With the World economic forum having just taken place in Davos last week, I'd to address some points concerning economics and inequality.

Inequality in economics

The poor and the rich

The gap between the poor and the rich has expanded dramatically in the last 30 years, economists like Thomas Piketty (author of "Capital in the 21st Century") say. They also say that this gap is a problem that has to be addressed.

The solution Picketty and many others propose is wealth redistribution by the means of charging up to as much as 80% marginal income tax and additionally a 10% wealth tax.

Picketty even admits, that this won't help the poor much. The reason for this immense taxation is to bring inequality or "the gap", down.

Why should people care about inequality?

If the word were a zero sum game, whch means someone's gain would be a loss to somebody else, then we should be increadibly concearned about inequality.

A zero sum game would mean othing new would be created or added and thus the only way to gain would be by taking, which is exactly what a large percentage of the world thinks, is the reality.

But is it true? Let's look at the facts:

250 years ago 98% of people were poor. We were farmers and we ate what we produced, worked all day and our life expencancy back then was 39 years. Most children didn't live to see their 10th birthday.

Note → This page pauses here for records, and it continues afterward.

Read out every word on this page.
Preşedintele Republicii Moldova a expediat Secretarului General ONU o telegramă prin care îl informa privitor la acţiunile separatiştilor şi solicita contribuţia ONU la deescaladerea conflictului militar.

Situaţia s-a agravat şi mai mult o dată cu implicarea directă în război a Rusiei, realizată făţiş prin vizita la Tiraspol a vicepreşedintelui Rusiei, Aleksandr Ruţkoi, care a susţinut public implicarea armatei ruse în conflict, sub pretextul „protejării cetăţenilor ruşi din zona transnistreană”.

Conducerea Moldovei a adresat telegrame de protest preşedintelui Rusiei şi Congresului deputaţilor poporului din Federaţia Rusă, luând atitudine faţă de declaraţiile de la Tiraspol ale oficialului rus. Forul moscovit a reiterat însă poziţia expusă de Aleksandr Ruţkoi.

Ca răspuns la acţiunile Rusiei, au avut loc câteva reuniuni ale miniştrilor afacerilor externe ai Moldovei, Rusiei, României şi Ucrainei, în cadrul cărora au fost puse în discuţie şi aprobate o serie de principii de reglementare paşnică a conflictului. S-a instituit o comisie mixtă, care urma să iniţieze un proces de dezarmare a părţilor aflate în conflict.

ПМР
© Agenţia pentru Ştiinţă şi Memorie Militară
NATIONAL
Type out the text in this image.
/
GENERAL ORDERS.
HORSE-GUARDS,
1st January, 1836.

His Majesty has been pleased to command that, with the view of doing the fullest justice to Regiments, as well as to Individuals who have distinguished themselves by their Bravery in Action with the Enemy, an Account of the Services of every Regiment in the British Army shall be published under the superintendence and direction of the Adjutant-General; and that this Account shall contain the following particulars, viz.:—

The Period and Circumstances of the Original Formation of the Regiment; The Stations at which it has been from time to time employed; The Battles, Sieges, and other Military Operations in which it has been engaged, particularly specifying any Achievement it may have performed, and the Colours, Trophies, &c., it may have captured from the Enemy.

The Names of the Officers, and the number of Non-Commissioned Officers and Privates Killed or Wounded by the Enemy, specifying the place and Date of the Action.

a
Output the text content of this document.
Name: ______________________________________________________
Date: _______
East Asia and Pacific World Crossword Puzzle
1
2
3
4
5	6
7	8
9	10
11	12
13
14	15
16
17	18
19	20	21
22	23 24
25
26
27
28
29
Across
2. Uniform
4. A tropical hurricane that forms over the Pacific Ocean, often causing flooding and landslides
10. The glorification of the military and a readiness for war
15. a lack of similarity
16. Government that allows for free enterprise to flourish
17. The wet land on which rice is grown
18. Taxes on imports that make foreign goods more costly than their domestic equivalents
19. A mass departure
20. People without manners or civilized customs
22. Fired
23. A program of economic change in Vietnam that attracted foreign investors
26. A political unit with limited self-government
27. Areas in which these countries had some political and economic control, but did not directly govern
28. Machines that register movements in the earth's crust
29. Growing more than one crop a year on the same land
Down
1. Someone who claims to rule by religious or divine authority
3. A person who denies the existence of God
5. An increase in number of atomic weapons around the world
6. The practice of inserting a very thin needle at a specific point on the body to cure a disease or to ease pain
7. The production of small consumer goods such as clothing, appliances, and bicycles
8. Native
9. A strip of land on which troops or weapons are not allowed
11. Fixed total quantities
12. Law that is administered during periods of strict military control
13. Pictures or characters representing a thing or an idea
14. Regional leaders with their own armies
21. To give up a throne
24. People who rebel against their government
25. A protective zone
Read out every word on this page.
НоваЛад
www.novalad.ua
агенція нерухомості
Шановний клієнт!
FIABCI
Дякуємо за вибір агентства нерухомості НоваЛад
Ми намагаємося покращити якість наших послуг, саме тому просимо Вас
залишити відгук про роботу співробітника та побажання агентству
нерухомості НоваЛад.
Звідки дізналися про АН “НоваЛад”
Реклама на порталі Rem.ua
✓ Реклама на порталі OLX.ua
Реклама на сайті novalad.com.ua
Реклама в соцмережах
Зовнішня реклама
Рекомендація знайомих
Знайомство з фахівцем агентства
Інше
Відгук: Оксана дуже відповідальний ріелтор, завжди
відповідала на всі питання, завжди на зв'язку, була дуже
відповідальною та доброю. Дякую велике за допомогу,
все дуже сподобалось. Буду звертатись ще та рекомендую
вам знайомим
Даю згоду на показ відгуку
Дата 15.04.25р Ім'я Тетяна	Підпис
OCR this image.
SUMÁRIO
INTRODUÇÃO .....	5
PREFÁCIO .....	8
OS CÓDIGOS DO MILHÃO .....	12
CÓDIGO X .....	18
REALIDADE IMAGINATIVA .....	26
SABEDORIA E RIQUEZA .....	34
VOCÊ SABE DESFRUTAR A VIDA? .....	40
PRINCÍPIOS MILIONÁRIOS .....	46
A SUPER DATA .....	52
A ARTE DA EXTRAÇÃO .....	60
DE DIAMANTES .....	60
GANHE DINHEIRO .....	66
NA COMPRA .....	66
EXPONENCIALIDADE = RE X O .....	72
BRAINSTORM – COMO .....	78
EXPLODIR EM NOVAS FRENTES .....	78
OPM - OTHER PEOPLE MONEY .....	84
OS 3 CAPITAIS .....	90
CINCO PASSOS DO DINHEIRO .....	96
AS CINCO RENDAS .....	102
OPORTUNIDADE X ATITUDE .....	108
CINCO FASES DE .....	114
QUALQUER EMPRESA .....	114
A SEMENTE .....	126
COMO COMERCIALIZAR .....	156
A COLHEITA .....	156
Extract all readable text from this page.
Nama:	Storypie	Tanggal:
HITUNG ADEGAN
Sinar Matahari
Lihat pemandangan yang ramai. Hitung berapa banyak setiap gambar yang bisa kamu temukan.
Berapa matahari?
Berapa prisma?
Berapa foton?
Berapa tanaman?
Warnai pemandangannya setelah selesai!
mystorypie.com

Meanwhile the poplation has grown immensly and the west and some other parts of the world have become a lot richer. But that wealth was not created at the expense of someone else. The poorer areas did not become poorer, because others got richer, they just stayed at the same level.

The iPhone example

When someone buys an iPhone for $300, it is worth more than $300 to them. It adds more value to their life than the $300, so they choose to buy it.

To Apple it is worth less than $300, they make a profit.

The buyer is better off and Apple is better off. Yet, inequality increased the buyer is poorer by $300 and Apple is richer by $300.

What economists are missing

Economists just see money leaving someone's wallet and going into someone else's. They don't consider the value a product adds to someone's life.